Hyper-convergence (or hyperconvergence) is a type of infrastructure system that is largely software-defined with tightly-integrated compute, storage, networking and virtualization resources. This stands in contrast to a traditional converged infrastructure, where each of these resources is typically handled by a discrete component that serves a singular purpose.
Hyper-convergence is also called hyper-converged infrastructure.
Benefits of Hyper-Converged Infrastructure Systems
Elimination of infrastructure silos and the need for discrete components.
Data processing with a single-policy engine.
Creation of a virtualization-ready environment with highly efficient scalability.
Shift in management paradigm from a hardware approach to an application-focused one, with centralized management, policies and mobility conducted at the virtual machine level.
Potential CapEx and OpEx Cost savings resulting from streamlined acquisition, deployment, management and support costs as well as reduced complexity, interoperability issues and operational expenses.
Vendors of Hyper-Converged Infrastructure Systems
Some of the well-known established hyper-converged infrastructure vendors include Nutanix, SimpliVity and Scale Computing.
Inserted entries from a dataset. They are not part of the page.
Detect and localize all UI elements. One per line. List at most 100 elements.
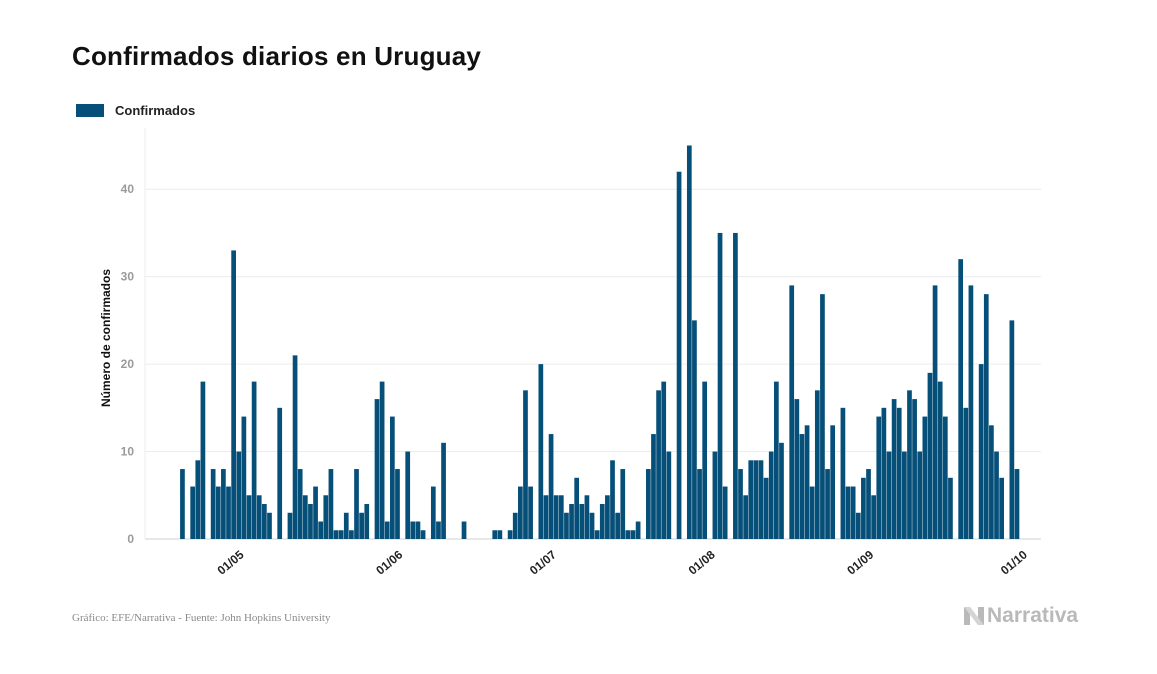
bar	[364, 504, 370, 539]
narrativa-logo: Narrativa	[963, 604, 1078, 628]
bar	[605, 495, 610, 539]
bar	[686, 145, 692, 540]
y-tick-label: 0	[127, 532, 134, 546]
bar	[251, 381, 257, 539]
bar	[896, 407, 902, 539]
bar	[354, 469, 359, 539]
bar	[768, 451, 774, 539]
bar	[646, 469, 651, 539]
bar	[968, 285, 974, 539]
bar	[635, 521, 641, 539]
bar	[989, 425, 994, 539]
bar	[461, 521, 467, 539]
bar	[221, 469, 226, 539]
bar	[820, 294, 825, 539]
bar	[328, 469, 334, 539]
bar	[886, 451, 892, 539]
bar	[262, 504, 267, 539]
bar	[830, 425, 836, 539]
bar	[226, 486, 231, 539]
bar	[866, 469, 871, 539]
bar	[343, 512, 349, 539]
bar	[543, 495, 549, 539]
bar	[871, 495, 876, 539]
logo-text: Narrativa	[987, 604, 1079, 627]
x-tick-label: 01/05	[215, 547, 247, 577]
bar	[963, 407, 969, 539]
bar	[733, 232, 738, 539]
bar	[702, 381, 708, 539]
bar	[779, 442, 784, 539]
x-tick-label: 01/08	[686, 547, 718, 577]
bar	[999, 477, 1004, 539]
bar	[210, 469, 216, 539]
bar	[661, 381, 667, 539]
bar	[907, 390, 912, 539]
bar	[891, 399, 897, 539]
y-axis-label: Número de confirmados	[99, 269, 113, 407]
bar	[574, 477, 580, 539]
bar	[692, 320, 697, 539]
x-axis-ticks: 01/05 01/06 01/07 01/08 01/09 01/10	[215, 547, 1031, 577]
bar	[620, 469, 626, 539]
bar	[850, 486, 856, 539]
bar	[748, 460, 754, 539]
legend-label: Confirmados	[115, 103, 196, 118]
bar	[825, 469, 830, 539]
bar	[405, 451, 411, 539]
bar	[763, 477, 769, 539]
bar	[666, 451, 672, 539]
bar	[630, 530, 636, 539]
bar	[794, 399, 800, 539]
bar	[318, 521, 324, 539]
bar	[594, 530, 600, 539]
bar	[190, 486, 196, 539]
x-tick-label: 01/10	[998, 547, 1030, 577]
bar	[948, 477, 953, 539]
bar	[379, 381, 385, 539]
bar	[523, 390, 528, 539]
bar	[615, 512, 620, 539]
bar	[1009, 320, 1015, 539]
bar	[912, 399, 917, 539]
bar	[441, 442, 446, 539]
bar	[277, 407, 283, 539]
x-tick-label: 01/07	[527, 547, 559, 577]
bar	[430, 486, 436, 539]
bars	[180, 145, 1020, 540]
bar	[589, 512, 595, 539]
bar	[1014, 469, 1020, 539]
y-tick-label: 30	[121, 270, 135, 284]
bar	[512, 512, 518, 539]
bar	[564, 512, 569, 539]
bar	[722, 486, 728, 539]
bar	[625, 530, 631, 539]
bar	[374, 399, 380, 539]
y-tick-label: 20	[121, 357, 135, 371]
bar	[712, 451, 718, 539]
bar	[518, 486, 523, 539]
bar	[180, 469, 185, 539]
x-tick-label: 01/09	[844, 547, 876, 577]
bar	[333, 530, 339, 539]
bar	[569, 504, 574, 539]
bar	[927, 372, 933, 539]
bar	[241, 416, 247, 539]
x-tick-label: 01/06	[373, 547, 405, 577]
bar	[809, 486, 815, 539]
bar	[743, 495, 748, 539]
bar	[558, 495, 564, 539]
bar	[676, 171, 682, 539]
bar	[902, 451, 907, 539]
bar	[917, 451, 923, 539]
bar	[978, 364, 984, 539]
bar	[814, 390, 820, 539]
narrativa-n-logo-icon	[964, 607, 984, 625]
bar	[236, 451, 242, 539]
bar	[861, 477, 866, 539]
bar	[845, 486, 851, 539]
bar	[697, 469, 702, 539]
bar	[958, 259, 964, 539]
bar	[323, 495, 329, 539]
legend-swatch	[76, 104, 104, 117]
VMware entered the hyper-converged infrastructure market recently as well, with the launch of its EVO:RAIL and EVO:RACK hyperconverged offerings, which respectively serve as an all-in-one virtualization solution and a full-scale software-defined data center (SDDC) in a box.
Hyper-Converged System Vendors
Hyper-converged systems are typically served in a commodity hardware box supported by a single vendor. Some companies offer additional technologies in their hyper-converged infrastructure systems beyond compute, storage and networking resources such as data deduplication and compression and WAN optimization.